Verkehrssysteme müssen klimaresistenter werden
Bundesverkehrsminister Patrick Schnieder warnt vor wachsenden Belastungen für Straßen, Schienen und Fahrzeuge durch den Klimawandel. In einem Videogespräch mit der Deutschen Presse-Agentur erklärte der CDU-Politiker, dass sowohl Hitzeperioden als auch starke Niederschläge und andere Wetterextreme in Zukunft häufiger und intensiver auftreten würden.
Nach seinen Worten betrifft das die gesamte Verkehrsinfrastruktur: Straßen, Bahnstrecken und auch Fahrzeuge wie Züge. Deutschland müsse sich darauf einstellen, sagte Schnieder. Maßnahmen zur besseren Widerstandsfähigkeit liefen bereits.
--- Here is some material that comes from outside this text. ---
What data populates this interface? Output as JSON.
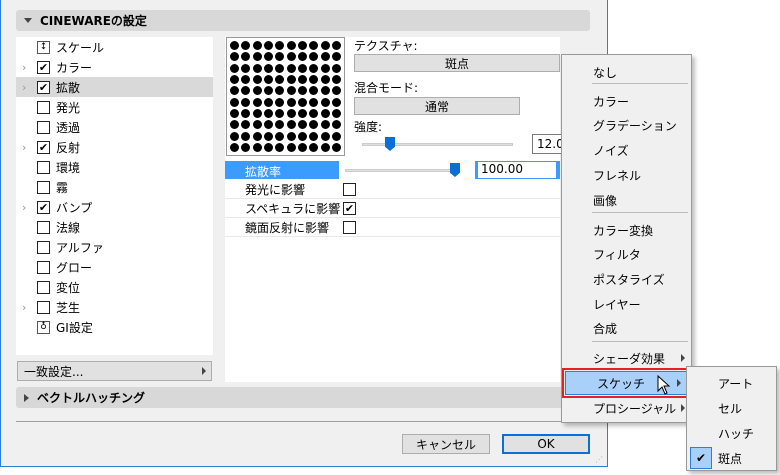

Während der jüngsten Hitzewelle kam es in Deutschland wegen temperaturbedingter Schäden zu mehreren Sperrungen auf Autobahnen. Nach Angaben des ADAC waren verschiedene Strecken betroffen, teils wurden auch Tempolimits verhängt. Ursache sind unter anderem Aufwölbungen der Fahrbahn, die Fachleute als sogenannte „Blow-ups“ bezeichnen.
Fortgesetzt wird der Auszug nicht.